Fifteen-year-old West Grayer has trained as a fighter, preparing for the day when her assignment arrives and she will have one month to hunt down and kill her Alt. But then a tragic misstep shakes West’s confidence. Stricken with grief and guilt, she’s no longer certain that she’s the best version of herself, the version worthy of a future. If she is to have any chance of winning, she must stop running not only from her Alt, but also from love . . . though both have the power to destroy her.
Elsie Chapman’s suspenseful YA debut weaves unexpected romance into a novel full of fast-paced action and thought-provoking philosophy. When the story ends, discussions will begin about this future society where every adult is a murderer and every child knows there is another out there who just might be better.
The latest trend I’ve noticed in YA seems to be some kind of alternate reality or version of yourself, parallel universes, or twins. Honestly, I think they sound pretty cool. If you read my review of Parallel last week, you’ll know that I really enjoyed it. After hearing great things and really liking Parallel, I was pretty excited for both Dualed and Pivot Point by Kasie West. I haven’t read Pivot Point yet, but I was disappointed by Dualed.
I thought that the synopsis of Dualed sounded really good, but I’m not sure exactly what I was expecting. Dualed started off pretty well, with West’s brother’s best friend, Chord, receiving his assignment. West and Luc go with Chord to find his Alt, though they know better than to assist him in the actual kill. However, the assignment doesn’t end well, leading West to the deepest grief of her life. Honestly, after the beginning, I thought I was off to a great start.

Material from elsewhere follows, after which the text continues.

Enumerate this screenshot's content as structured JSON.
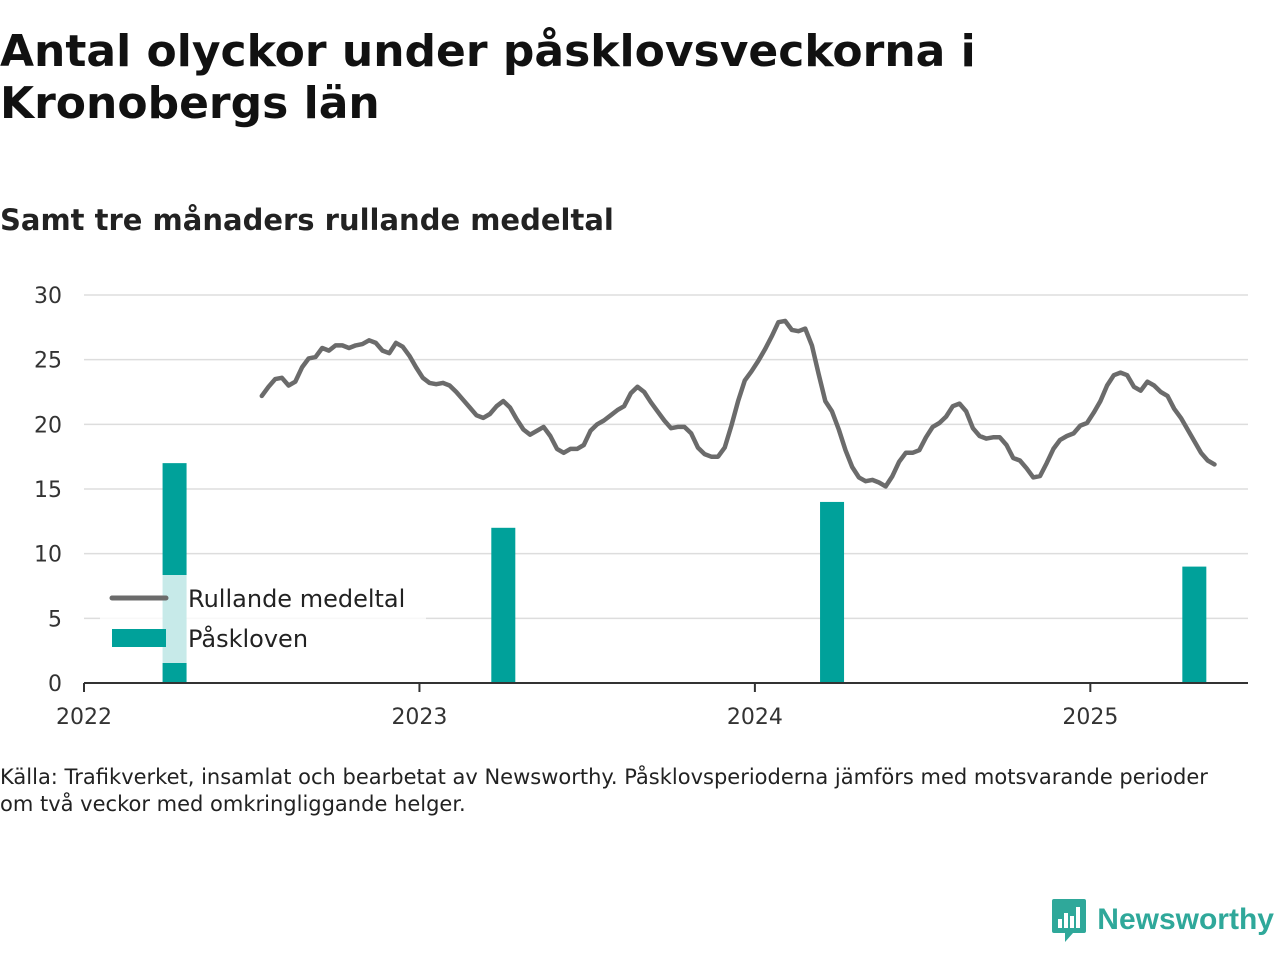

But from there, I just felt that the story dragged. I didn’t really like West very much, and she started to irritate me. As the main character and narrator of Dualed, West was the central focus of the story, but I just couldn’t relate to her. Also, as I went along, I found the premise bothered me a little. I’m not sure why, because I loved The Hunger Games, and both of them contain teenagers killing other teenagers, but for some reason, it just bothered me with Dualed. Maybe it’s because the way the book starts out, the description, or the cover, but I was expecting bad-ass Alts with gladiator-style fights to the death, or one Alt to be obviously evil. However, it turned out to seem more like totally normal kids trying to kill each other, otherwise they’d be killed themselves. There are even pathetic Alts who beg for their lives. I guess, after a while, it just rubbed me the wrong way.
I considered DNF’ing Dualed several times, but I pushed on. First, I almost never DNF books. I really don’t like to do it. But more importantly, I had heard really good things about Dualed, so I figured it must get better. I did really like the last 30 or so pages. They were pretty much exactly what I was expecting throughout the rest of the book, but honestly, I can’t say that the ending was good enough to justify my trudging slowly through the rest of the book. Dualed is also going to be part of a series, but I can’t think of anything the rest could be about, and honestly, I just didn’t connect enough to the characters or the story line to continue the series.
Honestly, I’ve seen several good reviews for Dualed, so I can’t say that I wouldn’t recommend it, but it just wasn’t the book for me. The beginning and the end were pretty good, and though I wasn’t invested, I never really hated the book, so I’ll rate it as okay.